Ludovic Lloyd (floruit 1573–1610) was a Welsh courtier, poet and compiler of miscellanies.

==Life==
He was the fifth son of Oliver Lloyd, lord of the manor of Marrington, Chirbury, Shropshire, England, by Gwenllian, daughter of Griffith ap Howel ab Ieuan Blayney of Gregynog, Montgomeryshire, Wales. He describes himself in his works as sergeant-at-arms to Queen Elizabeth, and continued in the post under James I. He was an intimate friend of the poet John Lane.
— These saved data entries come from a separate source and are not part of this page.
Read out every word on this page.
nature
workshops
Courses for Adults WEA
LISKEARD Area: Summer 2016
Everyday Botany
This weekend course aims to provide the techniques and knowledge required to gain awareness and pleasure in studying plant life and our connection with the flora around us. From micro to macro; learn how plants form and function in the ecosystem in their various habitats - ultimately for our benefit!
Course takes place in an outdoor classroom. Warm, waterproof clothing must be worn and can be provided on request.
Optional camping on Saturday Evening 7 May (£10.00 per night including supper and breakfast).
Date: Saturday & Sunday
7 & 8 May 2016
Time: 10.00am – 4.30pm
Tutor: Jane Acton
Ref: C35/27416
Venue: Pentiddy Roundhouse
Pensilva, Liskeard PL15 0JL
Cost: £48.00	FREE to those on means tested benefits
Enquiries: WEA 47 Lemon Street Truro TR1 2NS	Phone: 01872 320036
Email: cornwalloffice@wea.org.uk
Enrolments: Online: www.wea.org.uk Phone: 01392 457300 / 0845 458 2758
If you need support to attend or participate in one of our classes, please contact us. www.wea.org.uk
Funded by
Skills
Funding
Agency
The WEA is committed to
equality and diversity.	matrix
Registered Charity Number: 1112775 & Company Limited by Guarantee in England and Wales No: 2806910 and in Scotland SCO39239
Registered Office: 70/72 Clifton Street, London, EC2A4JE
His works were all dedicated to highly placed court figures.

==Works==
Lloyd's major compilation is The Pilgrimage of Princes. Prefixed are commendatory verses by, among others, Edward Grant and Thomas Churchyard.

Lloyd's other works are:

- The Consent of Time, Deciphering the Errors of the Grecians in their Olympiads, 1590, dedicated to John Whitgift.
- The Triplicitie of Triumphs, containing the Order, Solempnitie, and Pompe of the Feastes, Sacrifices, Vowes, Games, and Triumphes used upon the Nativities of Emperors, 1591.
- A Brief Conference of Divers Lawes, Divided into certaine Regiments, 1602, dedicated to Queen Elizabeth.
- The Stratagems of Jerusalem; with the Martiall Lawes and Militarie Discipline, as well of the Jewes as of the Gentiles, 1602, dedicated to Sir Robert Cecil.
- The Practice of Policy, 1604.
- The Choice of Jewels, London, 1607, containing verses arranged acrostically on the words "To Anna Queene of Gret Britane Health" followed by congratulations to Christian, king of Denmark, on his visit to England in 1607.
- The Tragicomedie of Serpents, 1607, a collection, chiefly of classical and biblical fables, dedicated to James I.
- Linceus Spectacles. Esa. 6, Videntes videbitis non videbitis, 1607, dedicated to James I, and similar in character to the preceding.
- Hilaria, or the Triumphant Feast for the fifth of August (Coronation Day), 1607.
- The Jubile of Britane, 1607.

An epitaph by Lloyd, on Sir Edward Saunders, is printed in the Paradise of Dainty Devices, 1576. Lloyd has commendatory verses signed Lodowick Flood, prefixed to The Castle or Picture of Policy of William Blandie, and verses in praise of the author prefixed to Thomas Twyne's translation of Humphrey Llwyd's Breviary of Britayne, 1573.